Faced with today’s uncertainty, mutual fund companies must effectively address investors’ new attitudes toward risk as well as the natural inclination to flee to seemingly more attractive investments. Most importantly, they should continue to manage as they are mandated to. Next, their marketing focus should be on counseling advisors on the types of investors and portfolios their particular offerings are appropriate for. Fund companies — as well as everyone else in our industry, for that matter — should continue to stress the importance of assuring that the clients they advise are invested correctly given their goals, objectives (particularly cash flow needs) and risk tolerance levels.

For an individual fund company, it’s crucial to clearly articulate the characteristics of the firm’s product offerings.
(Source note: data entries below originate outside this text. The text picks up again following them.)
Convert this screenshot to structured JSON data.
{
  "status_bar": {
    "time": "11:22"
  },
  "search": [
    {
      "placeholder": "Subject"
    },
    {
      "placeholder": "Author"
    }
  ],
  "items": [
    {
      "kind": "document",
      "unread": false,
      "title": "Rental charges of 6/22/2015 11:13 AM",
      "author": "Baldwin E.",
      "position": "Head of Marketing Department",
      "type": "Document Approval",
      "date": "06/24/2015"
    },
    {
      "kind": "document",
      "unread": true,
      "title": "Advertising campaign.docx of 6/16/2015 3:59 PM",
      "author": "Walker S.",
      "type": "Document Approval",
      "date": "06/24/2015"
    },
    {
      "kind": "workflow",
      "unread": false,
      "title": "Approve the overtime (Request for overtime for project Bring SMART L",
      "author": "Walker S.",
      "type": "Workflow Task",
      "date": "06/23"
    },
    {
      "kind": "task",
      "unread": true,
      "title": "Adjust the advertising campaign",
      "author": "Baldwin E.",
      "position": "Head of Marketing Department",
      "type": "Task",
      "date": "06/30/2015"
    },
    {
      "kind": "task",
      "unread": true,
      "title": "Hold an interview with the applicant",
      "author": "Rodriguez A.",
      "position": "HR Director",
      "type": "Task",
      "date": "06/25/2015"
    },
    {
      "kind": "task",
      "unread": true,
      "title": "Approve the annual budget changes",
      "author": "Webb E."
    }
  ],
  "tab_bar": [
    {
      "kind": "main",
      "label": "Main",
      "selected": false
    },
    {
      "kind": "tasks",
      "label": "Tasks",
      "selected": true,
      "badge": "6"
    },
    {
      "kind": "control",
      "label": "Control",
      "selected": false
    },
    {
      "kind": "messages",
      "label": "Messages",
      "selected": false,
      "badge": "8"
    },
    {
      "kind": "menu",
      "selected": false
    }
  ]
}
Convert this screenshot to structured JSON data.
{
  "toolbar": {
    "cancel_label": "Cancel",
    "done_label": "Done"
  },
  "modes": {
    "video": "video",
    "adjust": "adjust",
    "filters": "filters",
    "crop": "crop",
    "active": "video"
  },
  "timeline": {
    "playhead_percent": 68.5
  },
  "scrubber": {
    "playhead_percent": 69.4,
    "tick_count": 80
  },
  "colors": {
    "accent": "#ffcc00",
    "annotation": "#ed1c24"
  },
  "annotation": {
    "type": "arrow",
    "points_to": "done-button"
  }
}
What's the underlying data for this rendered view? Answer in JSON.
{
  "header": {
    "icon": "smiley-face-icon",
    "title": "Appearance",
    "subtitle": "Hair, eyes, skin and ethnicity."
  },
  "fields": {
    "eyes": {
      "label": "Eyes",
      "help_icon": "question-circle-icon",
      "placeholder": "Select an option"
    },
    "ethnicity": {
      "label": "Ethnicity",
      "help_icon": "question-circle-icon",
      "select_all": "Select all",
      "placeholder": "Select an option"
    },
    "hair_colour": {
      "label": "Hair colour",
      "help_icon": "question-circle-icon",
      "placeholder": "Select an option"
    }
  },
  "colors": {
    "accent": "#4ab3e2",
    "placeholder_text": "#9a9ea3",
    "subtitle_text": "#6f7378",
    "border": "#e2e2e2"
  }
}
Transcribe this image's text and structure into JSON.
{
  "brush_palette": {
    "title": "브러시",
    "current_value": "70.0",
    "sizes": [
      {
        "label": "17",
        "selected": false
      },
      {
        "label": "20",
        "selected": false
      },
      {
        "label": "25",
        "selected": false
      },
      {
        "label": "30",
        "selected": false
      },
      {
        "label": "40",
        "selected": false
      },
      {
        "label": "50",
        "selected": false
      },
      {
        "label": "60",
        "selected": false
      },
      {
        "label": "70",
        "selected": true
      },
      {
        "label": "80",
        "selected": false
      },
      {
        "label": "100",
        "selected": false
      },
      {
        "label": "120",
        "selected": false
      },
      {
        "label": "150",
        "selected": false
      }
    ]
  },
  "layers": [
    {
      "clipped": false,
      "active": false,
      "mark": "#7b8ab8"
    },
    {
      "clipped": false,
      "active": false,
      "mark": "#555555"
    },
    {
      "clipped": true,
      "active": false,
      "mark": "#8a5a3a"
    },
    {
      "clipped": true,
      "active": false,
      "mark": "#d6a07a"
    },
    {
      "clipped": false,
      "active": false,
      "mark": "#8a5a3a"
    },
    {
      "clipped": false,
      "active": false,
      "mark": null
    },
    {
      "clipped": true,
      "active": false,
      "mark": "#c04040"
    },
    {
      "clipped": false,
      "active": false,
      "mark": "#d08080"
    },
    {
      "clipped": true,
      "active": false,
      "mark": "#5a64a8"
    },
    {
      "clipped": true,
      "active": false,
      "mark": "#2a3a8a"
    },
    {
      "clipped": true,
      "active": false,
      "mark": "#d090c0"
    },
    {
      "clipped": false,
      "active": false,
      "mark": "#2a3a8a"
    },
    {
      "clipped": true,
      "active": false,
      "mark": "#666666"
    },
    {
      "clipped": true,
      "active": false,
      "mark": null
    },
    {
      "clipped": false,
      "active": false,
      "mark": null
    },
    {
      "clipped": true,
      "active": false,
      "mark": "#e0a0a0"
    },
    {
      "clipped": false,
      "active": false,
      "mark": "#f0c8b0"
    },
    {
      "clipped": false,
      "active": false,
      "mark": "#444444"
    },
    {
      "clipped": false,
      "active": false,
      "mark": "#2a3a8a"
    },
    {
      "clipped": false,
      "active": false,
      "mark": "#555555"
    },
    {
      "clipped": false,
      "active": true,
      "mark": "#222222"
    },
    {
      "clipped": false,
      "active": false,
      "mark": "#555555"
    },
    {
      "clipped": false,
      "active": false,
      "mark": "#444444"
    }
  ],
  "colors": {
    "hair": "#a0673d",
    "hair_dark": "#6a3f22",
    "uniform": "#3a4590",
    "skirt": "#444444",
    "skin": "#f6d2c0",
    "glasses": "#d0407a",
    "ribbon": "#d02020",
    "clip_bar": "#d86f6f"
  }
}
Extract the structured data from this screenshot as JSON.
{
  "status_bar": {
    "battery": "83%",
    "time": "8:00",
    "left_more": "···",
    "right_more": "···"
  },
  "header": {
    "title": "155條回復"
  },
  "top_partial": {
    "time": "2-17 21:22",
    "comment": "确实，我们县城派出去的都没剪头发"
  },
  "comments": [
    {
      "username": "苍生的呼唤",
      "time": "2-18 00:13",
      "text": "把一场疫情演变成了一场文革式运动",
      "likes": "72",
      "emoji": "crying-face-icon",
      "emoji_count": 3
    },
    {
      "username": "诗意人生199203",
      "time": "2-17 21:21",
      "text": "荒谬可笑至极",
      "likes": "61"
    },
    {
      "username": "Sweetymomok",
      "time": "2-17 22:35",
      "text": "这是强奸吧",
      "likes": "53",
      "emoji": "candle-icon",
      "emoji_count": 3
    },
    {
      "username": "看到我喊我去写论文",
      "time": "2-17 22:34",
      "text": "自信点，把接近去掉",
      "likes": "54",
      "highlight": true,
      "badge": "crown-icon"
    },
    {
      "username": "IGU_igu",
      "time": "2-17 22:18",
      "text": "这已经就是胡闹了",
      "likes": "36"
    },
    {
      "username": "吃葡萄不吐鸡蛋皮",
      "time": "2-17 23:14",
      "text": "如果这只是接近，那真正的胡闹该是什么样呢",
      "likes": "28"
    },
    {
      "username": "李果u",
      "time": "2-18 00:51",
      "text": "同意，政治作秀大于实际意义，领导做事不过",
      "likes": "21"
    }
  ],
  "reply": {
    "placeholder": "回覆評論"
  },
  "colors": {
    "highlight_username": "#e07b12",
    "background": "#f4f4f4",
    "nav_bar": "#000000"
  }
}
Ensuring an advisor and end-client that a particular fund fits into a diversified investment strategy is crucial toward building and maintaining long-term relationships. If a fundstresses only performance or gets defensive in its marketing efforts in the face of alternative strategies, it will not be successful.

While it does not sound very exciting and is not flashy, stressing the fundamentals is exactly the right strategy to keep clients focused. This strategy will help reduce the likelihood that a client will seek alternative strategies that have already had their 15 minutes of fame.

Remember that the worst time to consider changing investment strategies is in the midst of difficult times such as those we face today. Frustrated by the recent failure of ―buy and hold and asset allocation- based strategies to protect assets, many investors are tempted to seek alternative investment methodologies. While success stories are rare this year, frustrated investors will naturally gravitate to them in desperation. But strategies that bet on positioning oneself to take advantage of rare events are by definition rarely successful themselves. It reminds me of Murphy’s Law — are not those investors who run to alternative strategies in the midst of uncertainty doing the exact wrong thing at the exact wrong time?